Scott Chang -- Scott Chang is currently the Director of Litigation at Housing Rights Center, the nation's largest non-profit civil rights organization dedicated to securing and promoting Fair Housing. Before joining Housing Rights Center, he was Counsel at Relman, Dane & Colfax in Washington D.C., an attorney at Brancart & Brancart and a sole practitioner. The cases Mr. Chang litigated include: a precedent setting case establishing that fair housing organizations have standing in the Ninth Circuit Court of Appeals and affirming a large damages award to a fair housing organization, Fair Housing of Marin v. Combs, 285 F.3d 899 (9th Cir.), a fair housing and hate crime case involving a group of Asian American Stanford University students who were intimidated based on their national origin when they attempted to rent a house, and a disability discrimination case against a large city in which 4,000 affordable housing units will be made highly accessible for people with mobility and sensory disabilities. 

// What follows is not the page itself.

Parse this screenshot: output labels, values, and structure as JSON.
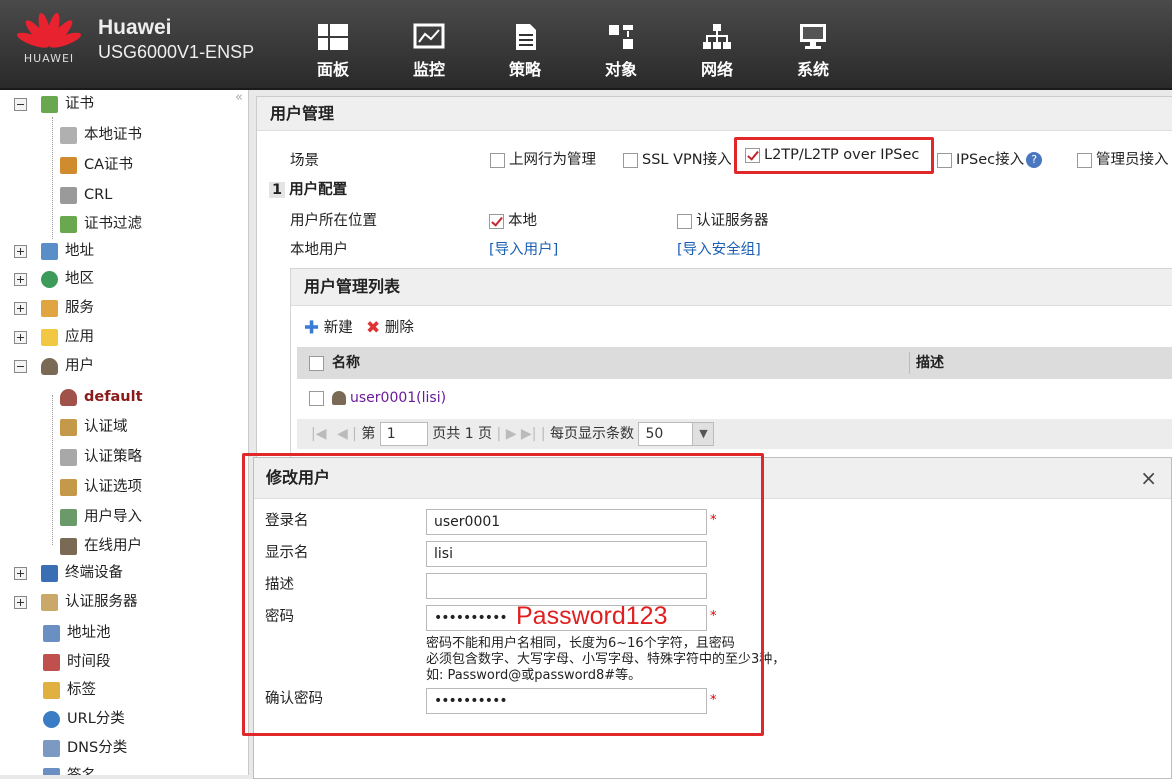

Kelly Clarke – Since 2011, Kelly Clarke has been a supervising attorney with the Fair Housing Project of Legal Aid of North Carolina, Inc. Ms. Clarke was one of lead counsel representing 16 women in a sexual harassment federal case against a housing authority located in Scotland County and two of its former employees. The U.S. Department of Justice also filed a companion case in federal court, and both cases settled in the summer of 2015, including recovery of $2.7 million. From 2002 to 2011, Ms. Clarke was a staff attorney in various offices of Legal Aid of North Carolina, Inc. Ms. Clarke earned her undergraduate degree from Wake Forest University, her master’s in American Indian Studies from the University of Arizona, and her J.D. from the University of Denver College of Law, where she was inducted into the Order of St. Ives. Following graduation from law school, Ms. Clarke served as law clerk to The Honorable W. Earl Britt, Senior U.S. District Court Judge for the Eastern District of North Carolina. She is a member of the North Carolina Advocates for Justice.